His gutty one-legged performance, which earned him a standing ovation on opening night, will be the talk of the town about “Ragtime” these next few weeks. But this ambitious production should also spark conversation about the timely issues it grapples with and the grand scale it brings to the tent theater. The musical follows three intertwining experiences in New York at the dawn of the American century: Coalhouse, Sarah and African-Americans from Harlem, Eastern European immigrants settling on the Lower East Side and the upper crust whites in the suburbs of New Rochelle.
It’s near-encyclopedic vision of the country includes historical figures and fictional ones amid a head-spinning number of characters, played by a stellar cast of 22 backed by an 11-piece orchestra, and encompasses American traditions such as baseball and movies and tabloid scandals alongside traditions like racism and union-busting, police brutality and nativism.
It reminds us that our current struggles are the eternal American struggles.
The Theatre Aspen production opened on the night that the U.S. Supreme Court upheld President Trump’s Muslim-majority countries ban and as the crisis of separated migrant families on the Mexican border continued. So the musical’s narrative about Tateh, a Jewish immigrant clinging to his daughter and struggling to protect and provide for her, couldn’t be more timely.

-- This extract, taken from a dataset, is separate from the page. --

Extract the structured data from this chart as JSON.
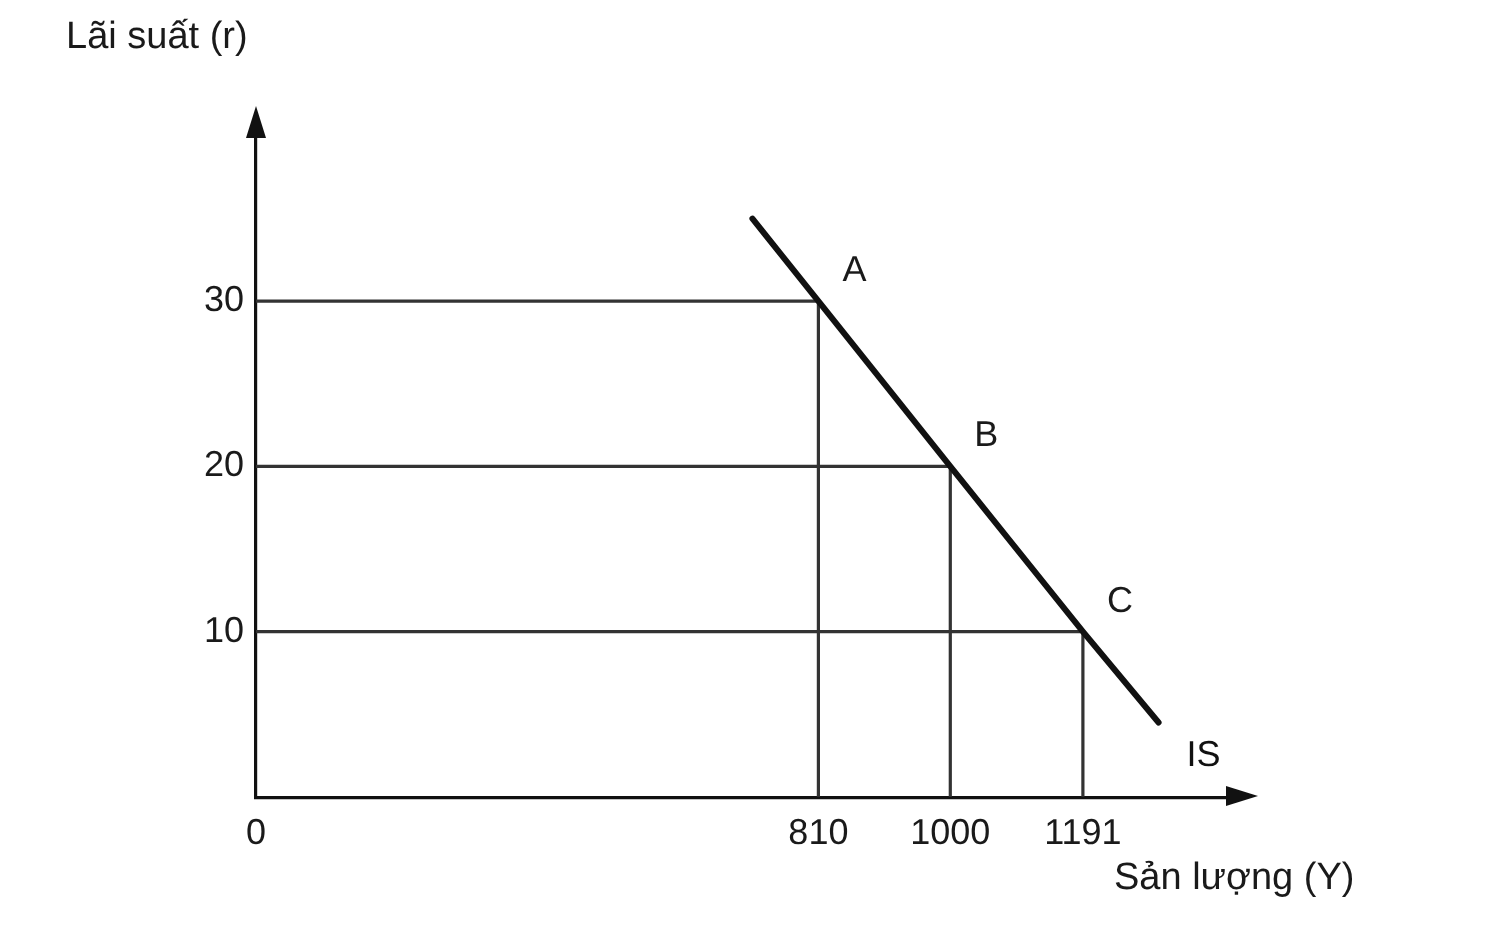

The ensemble cast boasts several electrifying performances. Danny Rothman, as Tateh, infuses his performance with an appropriately raw and wild-eyed desperation. Beaumier is a revelation as Sarah — witnessing her unearthing complex layers of a conflicted mother’s love in her solo “Your Daddy’s Son” is worth the price of admission alone. And Kimberly Doreen Burns, as the New Rochelle Mother who takes in Sarah and her baby son, nimbly transforms as her character wakes up to the injustices of her time and builds to her show-stopping call for change “Back to Before.”
Theatre Aspen regular Elise Kinnon, in a brassy turn as the nightclub singer Evelyn Nesbit, shows up and steals a few scenes, as well, while the 11-year-old Aspen Country Day student Jared Hurst provides some welcome comic relief as the blabbermouth Little Boy.

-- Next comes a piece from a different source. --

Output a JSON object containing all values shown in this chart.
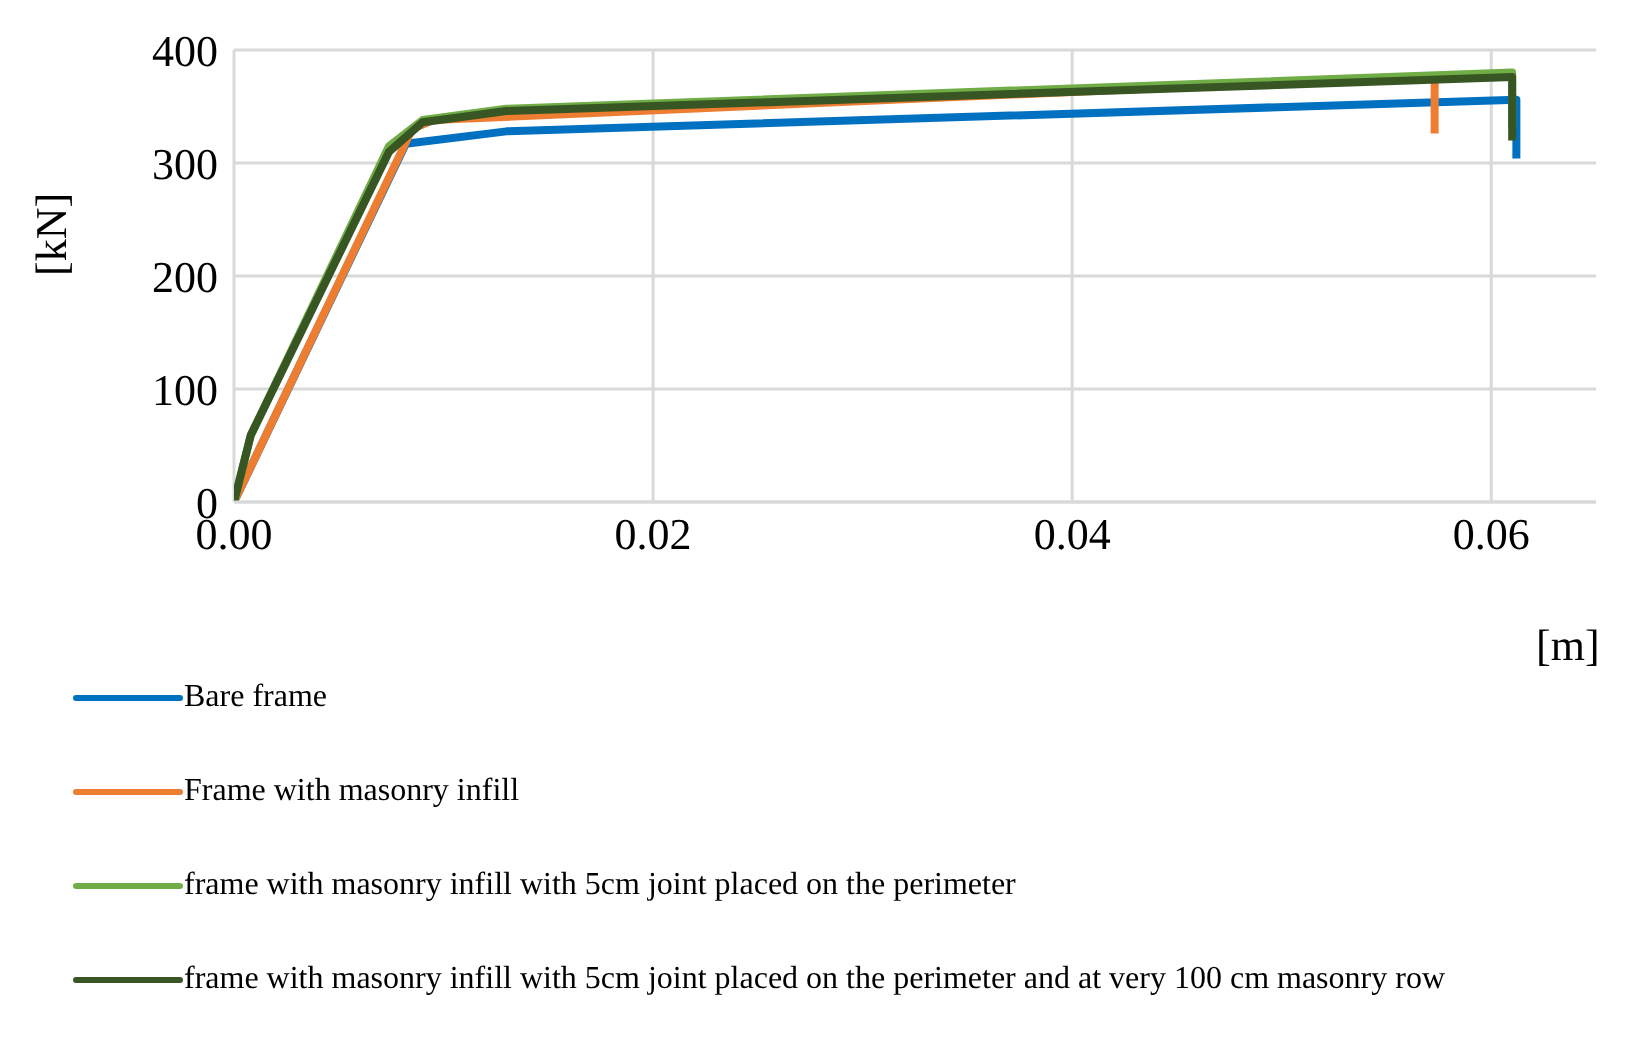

Director Mark Martino, who has been helming shows in the Hurst for a decade now, continues to bring a magic touch to this tiny 200-seat theater. His experience serves him especially well in this production, which wows in its spectacular ensemble numbers but tightens the epic scope of “Ragtime” down to a human and deeply personal scale. The senseless brutality, the bigotry, the racial epithets and the violence depicted in “Ragtime” are utterly devastating as they’re rendered here in extreme close-up.
But the elements of love, of hope and of perseverance are all the more affecting, as well.